銭の大半は土地を確保すること、建物を整備することで消えて、残りで当座の運営資金とした。同時に天帝府や他の州に広く寄付を求めることもした。
はっきり言って、あまりあてにはしていなかったけど、貴族家の幾つかが趣旨に賛同し、支援してくれた。それもあって、今では孤児院は私の資産どころか、指図も必要としない。
独立、と言ってもいい。
私は形の上での持ち主、というだけだ。
「というわけで、葉留さんの方で、うまく私の仕事を引き継げる人を見繕っておいて」
「わかりましたが、難しいですよ。蒼華さんの理念は、誰もが掲げられるものではありませんから」
そんな立派でもないよ、と私は笑っていた。
私は視線を葉留から子どもたちの方へもう一度、向けた。
明るい世界だ。
太陽の明るさ、笑顔の眩しさ、生き生きとした精神の発散する爽やかさ。
幸福の一つの形。
しばらく私は黙って、子どもたちを見ていた。
「蒼華さん?」
建物の中で声がして、そちらを見ると部屋着を着た女の子が二人、立っていた。孤児院にいる子の中でも病弱な子は、特別な部屋を与えられ、また医者や薬師の援助を受けている。

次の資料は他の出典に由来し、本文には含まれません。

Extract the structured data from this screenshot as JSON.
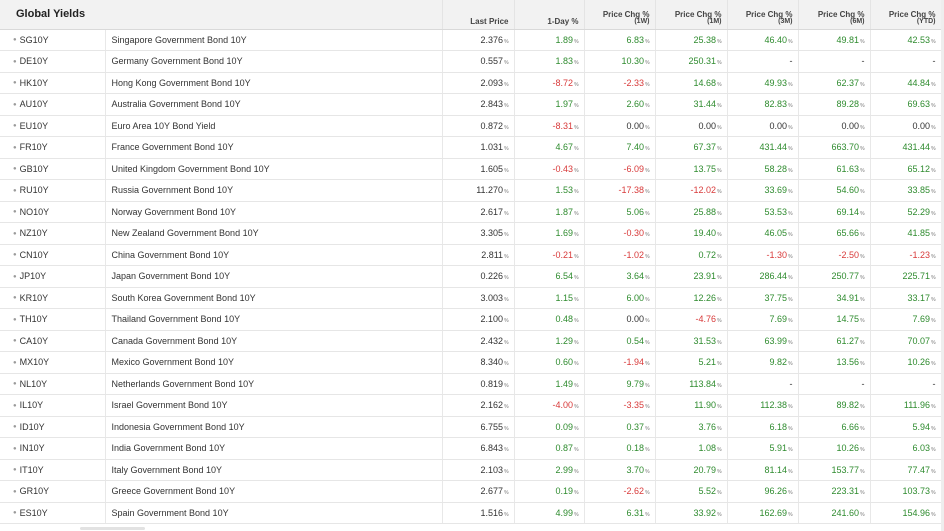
{
  "table": {
    "title": "Global Yields",
    "columns": [
      {
        "label": "Last Price",
        "sub": ""
      },
      {
        "label": "1-Day %",
        "sub": ""
      },
      {
        "label": "Price Chg %",
        "sub": "(1W)"
      },
      {
        "label": "Price Chg %",
        "sub": "(1M)"
      },
      {
        "label": "Price Chg %",
        "sub": "(3M)"
      },
      {
        "label": "Price Chg %",
        "sub": "(6M)"
      },
      {
        "label": "Price Chg %",
        "sub": "(YTD)"
      }
    ],
    "pct_suffix": "%",
    "rows": [
      {
        "symbol": "SG10Y",
        "name": "Singapore Government Bond 10Y",
        "values": [
          "2.376",
          "1.89",
          "6.83",
          "25.38",
          "46.40",
          "49.81",
          "42.53"
        ],
        "signs": [
          "n",
          "p",
          "p",
          "p",
          "p",
          "p",
          "p"
        ]
      },
      {
        "symbol": "DE10Y",
        "name": "Germany Government Bond 10Y",
        "values": [
          "0.557",
          "1.83",
          "10.30",
          "250.31",
          "-",
          "-",
          "-"
        ],
        "signs": [
          "n",
          "p",
          "p",
          "p",
          "n",
          "n",
          "n"
        ]
      },
      {
        "symbol": "HK10Y",
        "name": "Hong Kong Government Bond 10Y",
        "values": [
          "2.093",
          "-8.72",
          "-2.33",
          "14.68",
          "49.93",
          "62.37",
          "44.84"
        ],
        "signs": [
          "n",
          "m",
          "m",
          "p",
          "p",
          "p",
          "p"
        ]
      },
      {
        "symbol": "AU10Y",
        "name": "Australia Government Bond 10Y",
        "values": [
          "2.843",
          "1.97",
          "2.60",
          "31.44",
          "82.83",
          "89.28",
          "69.63"
        ],
        "signs": [
          "n",
          "p",
          "p",
          "p",
          "p",
          "p",
          "p"
        ]
      },
      {
        "symbol": "EU10Y",
        "name": "Euro Area 10Y Bond Yield",
        "values": [
          "0.872",
          "-8.31",
          "0.00",
          "0.00",
          "0.00",
          "0.00",
          "0.00"
        ],
        "signs": [
          "n",
          "m",
          "n",
          "n",
          "n",
          "n",
          "n"
        ]
      },
      {
        "symbol": "FR10Y",
        "name": "France Government Bond 10Y",
        "values": [
          "1.031",
          "4.67",
          "7.40",
          "67.37",
          "431.44",
          "663.70",
          "431.44"
        ],
        "signs": [
          "n",
          "p",
          "p",
          "p",
          "p",
          "p",
          "p"
        ]
      },
      {
        "symbol": "GB10Y",
        "name": "United Kingdom Government Bond 10Y",
        "values": [
          "1.605",
          "-0.43",
          "-6.09",
          "13.75",
          "58.28",
          "61.63",
          "65.12"
        ],
        "signs": [
          "n",
          "m",
          "m",
          "p",
          "p",
          "p",
          "p"
        ]
      },
      {
        "symbol": "RU10Y",
        "name": "Russia Government Bond 10Y",
        "values": [
          "11.270",
          "1.53",
          "-17.38",
          "-12.02",
          "33.69",
          "54.60",
          "33.85"
        ],
        "signs": [
          "n",
          "p",
          "m",
          "m",
          "p",
          "p",
          "p"
        ]
      },
      {
        "symbol": "NO10Y",
        "name": "Norway Government Bond 10Y",
        "values": [
          "2.617",
          "1.87",
          "5.06",
          "25.88",
          "53.53",
          "69.14",
          "52.29"
        ],
        "signs": [
          "n",
          "p",
          "p",
          "p",
          "p",
          "p",
          "p"
        ]
      },
      {
        "symbol": "NZ10Y",
        "name": "New Zealand Government Bond 10Y",
        "values": [
          "3.305",
          "1.69",
          "-0.30",
          "19.40",
          "46.05",
          "65.66",
          "41.85"
        ],
        "signs": [
          "n",
          "p",
          "m",
          "p",
          "p",
          "p",
          "p"
        ]
      },
      {
        "symbol": "CN10Y",
        "name": "China Government Bond 10Y",
        "values": [
          "2.811",
          "-0.21",
          "-1.02",
          "0.72",
          "-1.30",
          "-2.50",
          "-1.23"
        ],
        "signs": [
          "n",
          "m",
          "m",
          "p",
          "m",
          "m",
          "m"
        ]
      },
      {
        "symbol": "JP10Y",
        "name": "Japan Government Bond 10Y",
        "values": [
          "0.226",
          "6.54",
          "3.64",
          "23.91",
          "286.44",
          "250.77",
          "225.71"
        ],
        "signs": [
          "n",
          "p",
          "p",
          "p",
          "p",
          "p",
          "p"
        ]
      },
      {
        "symbol": "KR10Y",
        "name": "South Korea Government Bond 10Y",
        "values": [
          "3.003",
          "1.15",
          "6.00",
          "12.26",
          "37.75",
          "34.91",
          "33.17"
        ],
        "signs": [
          "n",
          "p",
          "p",
          "p",
          "p",
          "p",
          "p"
        ]
      },
      {
        "symbol": "TH10Y",
        "name": "Thailand Government Bond 10Y",
        "values": [
          "2.100",
          "0.48",
          "0.00",
          "-4.76",
          "7.69",
          "14.75",
          "7.69"
        ],
        "signs": [
          "n",
          "p",
          "n",
          "m",
          "p",
          "p",
          "p"
        ]
      },
      {
        "symbol": "CA10Y",
        "name": "Canada Government Bond 10Y",
        "values": [
          "2.432",
          "1.29",
          "0.54",
          "31.53",
          "63.99",
          "61.27",
          "70.07"
        ],
        "signs": [
          "n",
          "p",
          "p",
          "p",
          "p",
          "p",
          "p"
        ]
      },
      {
        "symbol": "MX10Y",
        "name": "Mexico Government Bond 10Y",
        "values": [
          "8.340",
          "0.60",
          "-1.94",
          "5.21",
          "9.82",
          "13.56",
          "10.26"
        ],
        "signs": [
          "n",
          "p",
          "m",
          "p",
          "p",
          "p",
          "p"
        ]
      },
      {
        "symbol": "NL10Y",
        "name": "Netherlands Government Bond 10Y",
        "values": [
          "0.819",
          "1.49",
          "9.79",
          "113.84",
          "-",
          "-",
          "-"
        ],
        "signs": [
          "n",
          "p",
          "p",
          "p",
          "n",
          "n",
          "n"
        ]
      },
      {
        "symbol": "IL10Y",
        "name": "Israel Government Bond 10Y",
        "values": [
          "2.162",
          "-4.00",
          "-3.35",
          "11.90",
          "112.38",
          "89.82",
          "111.96"
        ],
        "signs": [
          "n",
          "m",
          "m",
          "p",
          "p",
          "p",
          "p"
        ]
      },
      {
        "symbol": "ID10Y",
        "name": "Indonesia Government Bond 10Y",
        "values": [
          "6.755",
          "0.09",
          "0.37",
          "3.76",
          "6.18",
          "6.66",
          "5.94"
        ],
        "signs": [
          "n",
          "p",
          "p",
          "p",
          "p",
          "p",
          "p"
        ]
      },
      {
        "symbol": "IN10Y",
        "name": "India Government Bond 10Y",
        "values": [
          "6.843",
          "0.87",
          "0.18",
          "1.08",
          "5.91",
          "10.26",
          "6.03"
        ],
        "signs": [
          "n",
          "p",
          "p",
          "p",
          "p",
          "p",
          "p"
        ]
      },
      {
        "symbol": "IT10Y",
        "name": "Italy Government Bond 10Y",
        "values": [
          "2.103",
          "2.99",
          "3.70",
          "20.79",
          "81.14",
          "153.77",
          "77.47"
        ],
        "signs": [
          "n",
          "p",
          "p",
          "p",
          "p",
          "p",
          "p"
        ]
      },
      {
        "symbol": "GR10Y",
        "name": "Greece Government Bond 10Y",
        "values": [
          "2.677",
          "0.19",
          "-2.62",
          "5.52",
          "96.26",
          "223.31",
          "103.73"
        ],
        "signs": [
          "n",
          "p",
          "m",
          "p",
          "p",
          "p",
          "p"
        ]
      },
      {
        "symbol": "ES10Y",
        "name": "Spain Government Bond 10Y",
        "values": [
          "1.516",
          "4.99",
          "6.31",
          "33.92",
          "162.69",
          "241.60",
          "154.96"
        ],
        "signs": [
          "n",
          "p",
          "p",
          "p",
          "p",
          "p",
          "p"
        ]
      }
    ]
  },
  "colors": {
    "positive": "#2e8b2e",
    "negative": "#d83a3a",
    "neutral": "#333333",
    "header_bg": "#f2f2f2"
  }
}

二人のことは知っていた。私が笑みを見せると、二人もどこかおどおどと笑みを見せ、持っている本を少し持ち上げた。
何かの書物のようだ。
「蒼華さん、あの、本を読んでもらえますか?」
理由を訊ねることはしなかった。
子どもたちには子どもたちの世界がある。
子どもたちにしか見えない未来があって、そこへ向かっていくのが子どもというものだろう。
「良いわよ」
私は二人の方へ向かった。葉留は畳み終わった着物をかばんに入れ直し。どこかへ運んでいった。
二人の女の子が私を挟み込むようにして、それぞれに私の右手と左手をとって、嬉しそうに歩いていく。
私がやってきたことは、間違っていないだろうか。
私は彼女たちに、子どもたちに、何を与えることができたのか。
何かを与えるなんて、傲慢だろうか。
ここにいる子たちが、自分の足で立ち、自分の力で何かをつかめれば、それが一番の喜びだろう。
私はきっと、ただの杖なのだから。